Dr. Patel notes several circumstances in which he’d be inclined to opt for Ozurdex rather than anti-VEGF drugs:
• When the patient has had a vitrectomy. “These patients do not have the vitreous sink to hold onto the anti-VEGF agent,” he says. “So if they have no IOP or glaucoma issues, I inject them with Ozurdex almost 100 percent of the time. Ozurdex provides stable drug levels in vitrectomized eyes, as opposed to the rapid clearance seen with Lucentis.”
• If the patient has an extensive cardiovascular history. “In this situation, steroids may be safer than anti-VEGF,” he notes. “I try to avoid using monthly anti-VEGF treatments, because these drugs do have a very small risk of systemic side effects.”
• If the patient has significant macular ischemia. “Suppose a patient has had diabetes before, and on top of the diabetes he develops a retinal vein occlusion,” says Dr.
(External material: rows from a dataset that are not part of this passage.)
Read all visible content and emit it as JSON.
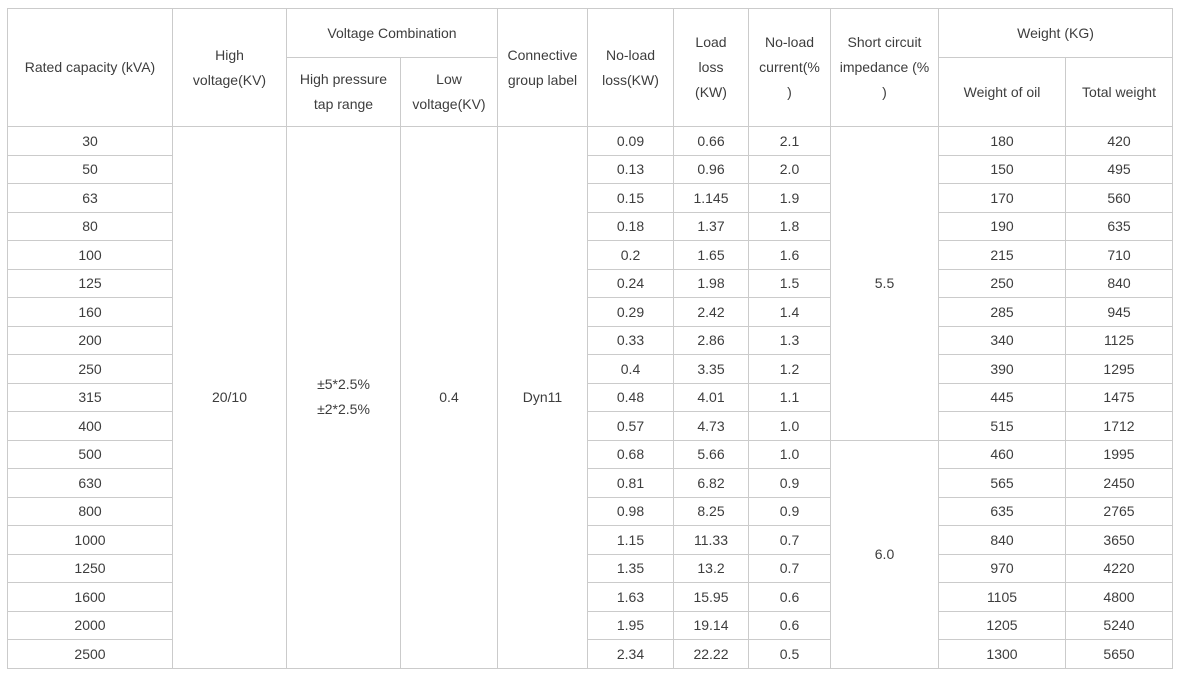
{
  "table": {
    "header": {
      "rated_capacity": "Rated capacity (kVA)",
      "high_voltage": "High voltage(KV)",
      "voltage_combination": "Voltage Combination",
      "high_pressure_tap_range": "High pressure tap range",
      "low_voltage": "Low voltage(KV)",
      "connective_group_label": "Connective group label",
      "no_load_loss": "No-load loss(KW)",
      "load_loss": "Load\nloss\n(KW)",
      "no_load_current": "No-load\ncurrent(%\n)",
      "short_circuit_impedance": "Short circuit\nimpedance (%\n)",
      "weight": "Weight (KG)",
      "weight_of_oil": "Weight of oil",
      "total_weight": "Total weight"
    },
    "merged": {
      "high_voltage": "20/10",
      "high_pressure_tap_range": "±5*2.5%\n±2*2.5%",
      "low_voltage": "0.4",
      "connective_group_label": "Dyn11",
      "impedance_groups": [
        {
          "value": "5.5",
          "start_row_index": 0,
          "row_span": 11
        },
        {
          "value": "6.0",
          "start_row_index": 11,
          "row_span": 8
        }
      ]
    },
    "rows": [
      {
        "capacity": "30",
        "no_load_loss": "0.09",
        "load_loss": "0.66",
        "no_load_current": "2.1",
        "weight_of_oil": "180",
        "total_weight": "420"
      },
      {
        "capacity": "50",
        "no_load_loss": "0.13",
        "load_loss": "0.96",
        "no_load_current": "2.0",
        "weight_of_oil": "150",
        "total_weight": "495"
      },
      {
        "capacity": "63",
        "no_load_loss": "0.15",
        "load_loss": "1.145",
        "no_load_current": "1.9",
        "weight_of_oil": "170",
        "total_weight": "560"
      },
      {
        "capacity": "80",
        "no_load_loss": "0.18",
        "load_loss": "1.37",
        "no_load_current": "1.8",
        "weight_of_oil": "190",
        "total_weight": "635"
      },
      {
        "capacity": "100",
        "no_load_loss": "0.2",
        "load_loss": "1.65",
        "no_load_current": "1.6",
        "weight_of_oil": "215",
        "total_weight": "710"
      },
      {
        "capacity": "125",
        "no_load_loss": "0.24",
        "load_loss": "1.98",
        "no_load_current": "1.5",
        "weight_of_oil": "250",
        "total_weight": "840"
      },
      {
        "capacity": "160",
        "no_load_loss": "0.29",
        "load_loss": "2.42",
        "no_load_current": "1.4",
        "weight_of_oil": "285",
        "total_weight": "945"
      },
      {
        "capacity": "200",
        "no_load_loss": "0.33",
        "load_loss": "2.86",
        "no_load_current": "1.3",
        "weight_of_oil": "340",
        "total_weight": "1125"
      },
      {
        "capacity": "250",
        "no_load_loss": "0.4",
        "load_loss": "3.35",
        "no_load_current": "1.2",
        "weight_of_oil": "390",
        "total_weight": "1295"
      },
      {
        "capacity": "315",
        "no_load_loss": "0.48",
        "load_loss": "4.01",
        "no_load_current": "1.1",
        "weight_of_oil": "445",
        "total_weight": "1475"
      },
      {
        "capacity": "400",
        "no_load_loss": "0.57",
        "load_loss": "4.73",
        "no_load_current": "1.0",
        "weight_of_oil": "515",
        "total_weight": "1712"
      },
      {
        "capacity": "500",
        "no_load_loss": "0.68",
        "load_loss": "5.66",
        "no_load_current": "1.0",
        "weight_of_oil": "460",
        "total_weight": "1995"
      },
      {
        "capacity": "630",
        "no_load_loss": "0.81",
        "load_loss": "6.82",
        "no_load_current": "0.9",
        "weight_of_oil": "565",
        "total_weight": "2450"
      },
      {
        "capacity": "800",
        "no_load_loss": "0.98",
        "load_loss": "8.25",
        "no_load_current": "0.9",
        "weight_of_oil": "635",
        "total_weight": "2765"
      },
      {
        "capacity": "1000",
        "no_load_loss": "1.15",
        "load_loss": "11.33",
        "no_load_current": "0.7",
        "weight_of_oil": "840",
        "total_weight": "3650"
      },
      {
        "capacity": "1250",
        "no_load_loss": "1.35",
        "load_loss": "13.2",
        "no_load_current": "0.7",
        "weight_of_oil": "970",
        "total_weight": "4220"
      },
      {
        "capacity": "1600",
        "no_load_loss": "1.63",
        "load_loss": "15.95",
        "no_load_current": "0.6",
        "weight_of_oil": "1105",
        "total_weight": "4800"
      },
      {
        "capacity": "2000",
        "no_load_loss": "1.95",
        "load_loss": "19.14",
        "no_load_current": "0.6",
        "weight_of_oil": "1205",
        "total_weight": "5240"
      },
      {
        "capacity": "2500",
        "no_load_loss": "2.34",
        "load_loss": "22.22",
        "no_load_current": "0.5",
        "weight_of_oil": "1300",
        "total_weight": "5650"
      }
    ],
    "colors": {
      "border": "#cbcbcb",
      "text": "#3d3d3d",
      "background": "#ffffff"
    }
  }
}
Patel. “Repeated anti-VEGF injections have been shown to increase macular ischemia. So in those patients you have to be very careful about giving frequent anti-VEGF injections.”
• If a treatment burden exists for the patient. In this type of situation I generally opt for treating with Ozurdex, which provides sustained release for up to six months.” he says.
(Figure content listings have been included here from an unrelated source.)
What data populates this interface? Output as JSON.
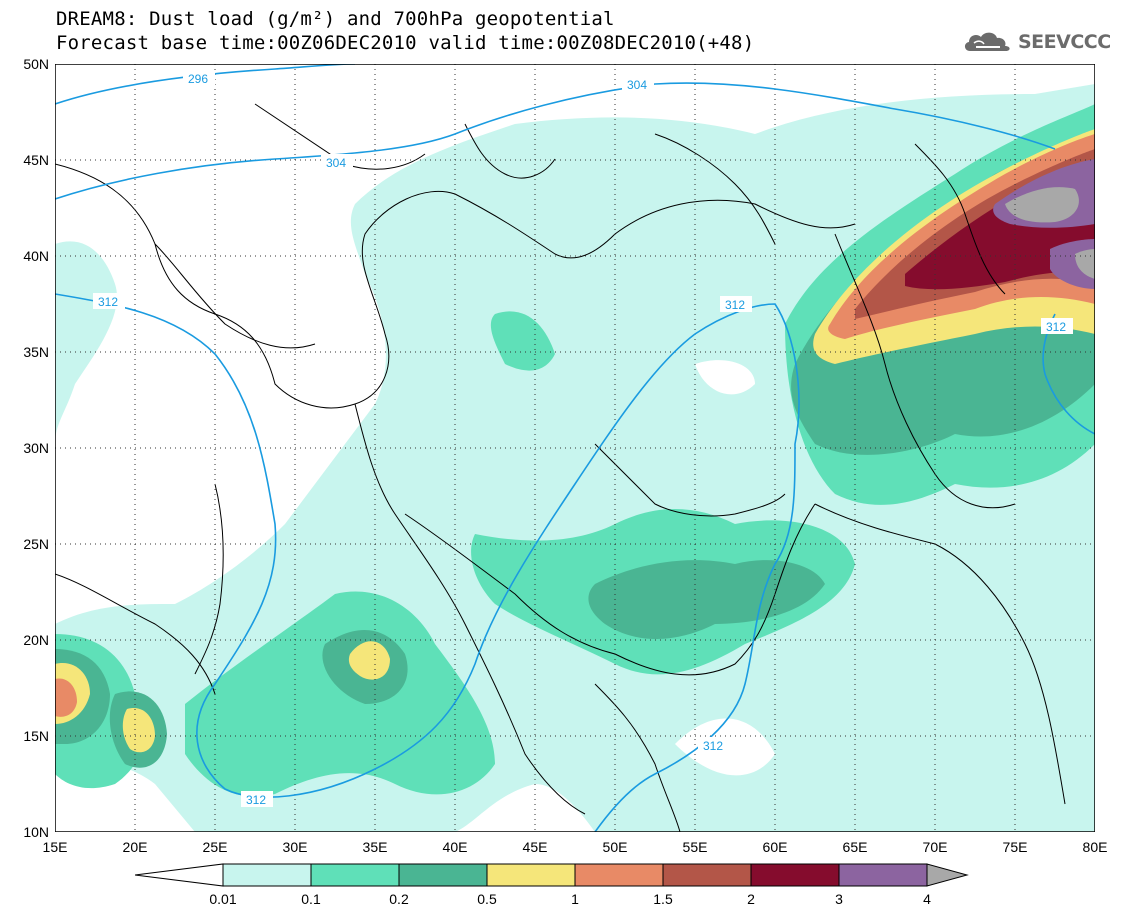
{
  "title": {
    "line1": "DREAM8: Dust load (g/m²) and 700hPa geopotential",
    "line2": "Forecast base time:00Z06DEC2010 valid time:00Z08DEC2010(+48)"
  },
  "logo": {
    "text": "SEEVCCC",
    "icon": "cloud-icon"
  },
  "map": {
    "lon_range": [
      15,
      80
    ],
    "lat_range": [
      10,
      50
    ],
    "x_ticks": [
      "15E",
      "20E",
      "25E",
      "30E",
      "35E",
      "40E",
      "45E",
      "50E",
      "55E",
      "60E",
      "65E",
      "70E",
      "75E",
      "80E"
    ],
    "y_ticks": [
      "50N",
      "45N",
      "40N",
      "35N",
      "30N",
      "25N",
      "20N",
      "15N",
      "10N"
    ],
    "gridlines": "dotted"
  },
  "isolines": [
    {
      "label": "296"
    },
    {
      "label": "304"
    },
    {
      "label": "304"
    },
    {
      "label": "312"
    },
    {
      "label": "312"
    },
    {
      "label": "312"
    },
    {
      "label": "312"
    }
  ],
  "colorbar": {
    "labels": [
      "0.01",
      "0.1",
      "0.2",
      "0.5",
      "1",
      "1.5",
      "2",
      "3",
      "4"
    ],
    "colors": [
      "#c8f5ee",
      "#5fe0b8",
      "#4ab593",
      "#f5e67a",
      "#e88a66",
      "#b35648",
      "#850c2d",
      "#8c64a0",
      "#a8a8a8"
    ]
  }
}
Dr. Singer acknowledges that none of these treatments really solves the underlying problem—the occlusion. “I believe that by giving all of these interventions we’re actually prolonging the disease course,” he says. “But hopefully we’re decreasing the amount of scarring and fibrosis and atrophy centrally that you’ll get compared to letting the body handle the problem on its own.
“To me, the question is not whether you can control the edema,” he adds. “The question is, can you stop the cycle? I’d like to see us reach a point at which we can eliminate the edema, leave the patient with good vision and have that improved vision last, within a year. I think this will come from a combination of an anti-inflammatory, an anti-VEGF and probably laser, timed at intervals.”
Drs. Singer and Patel anticipate eventually having the ability to deliver multiple drugs through a sustained-delivery platform. “In every other field of medicine, people use combination therapy,” notes Dr. Singer. “The way I see the future is, you find a sustained-delivery method, you put a number of different classes of drugs in it, and you give the patient a shot every six months. You mitigate the side effects and actualize the potential of the combination.”
Dr. Patel agrees. “Hopefully,” he says, “the next advance will be combination therapy with multiple drugs in an extended-release device, so the patient’s treatment burden is significantly reduced.”
Drs. Singer and Brown have been consultants to Genentech, Regeneron and Allergan, and have received research funding from all three companies. Dr. Patel has no financial ties to any company or product mentioned.